Interviews with the school principal and the staff of the Ninotsminda boarding school revealed that the boarding school had a particularly acute problem of integrating and socializing the children: the beneficiaries were not allowed to leave the institution independently, play with their peers or participate in other entertaining activities without a supervision of their caregivers.
In addition, the juveniles not only went to school accompanied by the educators and some of them stayed in the school building until the end of lessons.
According to the document, this attitude “substantially contradicts the interests of minors, violates socialization and their relations with community members, and the requirement for the children’s development and their preparation for independent living”.
What is happening in the boarding house today
The Public Defender addressed the Prosecutor General of Georgia with a proposal to conduct an effective investigation into the alleged crimes against children in the Ninotsminda boarding school. Nino Lomjaria demands that a unified state strategy and plan for deinstitutionalization be developed and approved as soon as possible.

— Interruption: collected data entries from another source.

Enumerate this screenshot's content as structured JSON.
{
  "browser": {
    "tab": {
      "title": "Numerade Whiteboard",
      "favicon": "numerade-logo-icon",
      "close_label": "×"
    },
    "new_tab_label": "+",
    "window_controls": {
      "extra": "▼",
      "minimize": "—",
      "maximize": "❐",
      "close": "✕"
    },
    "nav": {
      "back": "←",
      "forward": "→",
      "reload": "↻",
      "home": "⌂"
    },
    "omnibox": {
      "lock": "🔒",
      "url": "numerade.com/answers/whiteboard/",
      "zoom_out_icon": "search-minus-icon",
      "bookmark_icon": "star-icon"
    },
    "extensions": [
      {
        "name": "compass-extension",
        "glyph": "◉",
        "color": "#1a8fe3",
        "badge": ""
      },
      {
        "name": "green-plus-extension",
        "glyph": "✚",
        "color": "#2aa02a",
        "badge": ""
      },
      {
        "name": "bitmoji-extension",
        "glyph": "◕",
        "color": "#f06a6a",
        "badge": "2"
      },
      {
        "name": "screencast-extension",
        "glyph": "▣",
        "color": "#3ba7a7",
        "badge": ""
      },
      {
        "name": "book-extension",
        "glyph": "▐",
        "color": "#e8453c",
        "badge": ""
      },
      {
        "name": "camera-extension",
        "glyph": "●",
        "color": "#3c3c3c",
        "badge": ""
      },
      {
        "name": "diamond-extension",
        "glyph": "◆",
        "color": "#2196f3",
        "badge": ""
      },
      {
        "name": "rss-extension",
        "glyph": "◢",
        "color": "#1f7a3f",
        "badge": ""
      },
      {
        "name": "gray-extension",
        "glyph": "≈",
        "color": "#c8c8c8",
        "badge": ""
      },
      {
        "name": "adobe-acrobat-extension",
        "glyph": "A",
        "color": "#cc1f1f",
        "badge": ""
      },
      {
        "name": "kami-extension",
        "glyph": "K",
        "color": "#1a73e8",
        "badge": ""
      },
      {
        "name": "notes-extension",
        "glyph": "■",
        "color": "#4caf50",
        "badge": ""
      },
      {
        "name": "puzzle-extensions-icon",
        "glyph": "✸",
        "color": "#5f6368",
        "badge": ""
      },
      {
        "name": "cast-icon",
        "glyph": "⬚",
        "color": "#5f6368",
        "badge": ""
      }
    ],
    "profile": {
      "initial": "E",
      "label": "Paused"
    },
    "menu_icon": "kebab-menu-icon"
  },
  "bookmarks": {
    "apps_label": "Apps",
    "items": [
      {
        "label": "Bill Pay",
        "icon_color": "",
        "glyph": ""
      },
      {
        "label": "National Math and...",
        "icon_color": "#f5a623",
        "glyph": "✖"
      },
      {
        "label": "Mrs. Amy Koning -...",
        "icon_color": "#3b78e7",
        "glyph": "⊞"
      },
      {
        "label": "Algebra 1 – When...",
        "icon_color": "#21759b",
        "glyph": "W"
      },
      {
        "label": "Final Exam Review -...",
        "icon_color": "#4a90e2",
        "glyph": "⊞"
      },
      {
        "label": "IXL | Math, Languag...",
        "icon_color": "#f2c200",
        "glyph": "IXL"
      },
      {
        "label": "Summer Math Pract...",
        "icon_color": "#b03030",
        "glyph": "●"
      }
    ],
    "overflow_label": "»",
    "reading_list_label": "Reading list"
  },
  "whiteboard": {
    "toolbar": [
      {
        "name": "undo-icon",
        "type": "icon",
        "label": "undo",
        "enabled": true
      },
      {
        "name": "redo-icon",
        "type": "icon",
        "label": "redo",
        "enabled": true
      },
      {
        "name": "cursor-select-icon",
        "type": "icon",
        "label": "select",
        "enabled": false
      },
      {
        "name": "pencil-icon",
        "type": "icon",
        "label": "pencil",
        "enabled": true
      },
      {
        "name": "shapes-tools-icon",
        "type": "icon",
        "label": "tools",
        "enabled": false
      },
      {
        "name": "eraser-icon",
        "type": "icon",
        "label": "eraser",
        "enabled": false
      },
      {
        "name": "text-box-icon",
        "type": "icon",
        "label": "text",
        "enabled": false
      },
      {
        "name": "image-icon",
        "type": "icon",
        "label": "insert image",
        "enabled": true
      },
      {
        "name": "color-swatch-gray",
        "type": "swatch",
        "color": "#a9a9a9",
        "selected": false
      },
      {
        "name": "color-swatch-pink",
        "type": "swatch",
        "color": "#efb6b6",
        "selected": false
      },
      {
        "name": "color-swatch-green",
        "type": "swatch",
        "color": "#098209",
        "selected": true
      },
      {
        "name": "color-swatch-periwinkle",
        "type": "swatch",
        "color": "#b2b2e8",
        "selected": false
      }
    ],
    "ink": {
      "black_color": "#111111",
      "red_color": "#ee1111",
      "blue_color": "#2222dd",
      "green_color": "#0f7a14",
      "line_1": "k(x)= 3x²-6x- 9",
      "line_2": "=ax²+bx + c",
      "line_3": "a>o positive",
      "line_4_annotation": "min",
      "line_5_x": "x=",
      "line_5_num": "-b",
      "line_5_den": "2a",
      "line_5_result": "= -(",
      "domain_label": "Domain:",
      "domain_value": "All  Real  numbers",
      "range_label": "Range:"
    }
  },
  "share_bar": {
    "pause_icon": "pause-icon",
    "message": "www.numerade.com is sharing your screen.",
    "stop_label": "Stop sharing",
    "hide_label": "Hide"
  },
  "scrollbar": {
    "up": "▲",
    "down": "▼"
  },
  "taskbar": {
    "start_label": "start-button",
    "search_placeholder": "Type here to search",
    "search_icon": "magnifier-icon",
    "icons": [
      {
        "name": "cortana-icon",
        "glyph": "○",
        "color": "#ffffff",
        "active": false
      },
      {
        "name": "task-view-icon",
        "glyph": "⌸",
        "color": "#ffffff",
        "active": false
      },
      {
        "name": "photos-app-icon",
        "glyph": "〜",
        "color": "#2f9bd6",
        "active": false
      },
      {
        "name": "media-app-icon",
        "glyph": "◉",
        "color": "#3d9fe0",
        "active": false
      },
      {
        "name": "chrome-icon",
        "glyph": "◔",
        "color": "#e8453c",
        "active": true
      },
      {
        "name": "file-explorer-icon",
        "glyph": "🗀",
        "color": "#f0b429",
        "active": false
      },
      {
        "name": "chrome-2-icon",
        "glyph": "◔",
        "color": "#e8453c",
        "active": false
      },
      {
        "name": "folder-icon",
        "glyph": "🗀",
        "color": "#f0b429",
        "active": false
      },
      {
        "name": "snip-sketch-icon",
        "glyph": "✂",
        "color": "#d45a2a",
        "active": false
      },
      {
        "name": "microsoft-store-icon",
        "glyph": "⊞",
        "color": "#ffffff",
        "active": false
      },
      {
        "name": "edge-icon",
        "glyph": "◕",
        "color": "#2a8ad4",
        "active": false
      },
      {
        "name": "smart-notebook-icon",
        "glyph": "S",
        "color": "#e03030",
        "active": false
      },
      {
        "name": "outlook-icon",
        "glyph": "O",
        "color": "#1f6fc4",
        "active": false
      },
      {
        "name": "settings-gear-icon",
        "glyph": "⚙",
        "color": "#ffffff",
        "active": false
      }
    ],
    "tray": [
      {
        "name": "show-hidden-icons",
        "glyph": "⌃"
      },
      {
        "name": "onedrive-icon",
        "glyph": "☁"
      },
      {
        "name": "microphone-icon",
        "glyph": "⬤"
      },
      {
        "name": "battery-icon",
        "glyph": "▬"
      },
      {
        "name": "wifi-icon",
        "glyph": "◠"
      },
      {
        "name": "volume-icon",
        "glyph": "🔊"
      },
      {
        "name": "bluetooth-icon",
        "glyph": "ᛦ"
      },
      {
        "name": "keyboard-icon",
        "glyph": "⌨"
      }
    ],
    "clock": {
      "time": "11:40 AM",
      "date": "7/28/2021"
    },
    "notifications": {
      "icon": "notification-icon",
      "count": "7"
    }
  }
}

“The Public Defender’s representatives and the public were informed that all children with disabilities were removed from the boarding school, however, at that time there were still two minors with disabilities, one of whom was transferred to another form of care only on September 24, 2021, and the other still lives in the boarding house. This is exacerbated by the fact that the documents of many juveniles living in the institution directly mention the need for the involvement of a psychologist, and in one case, a psychiatrist, which the state has not provided so far. In this regard, it should be noted that the psychologist was found by the management of the boarding house, which visited the institution only twice in a month”, the report reads.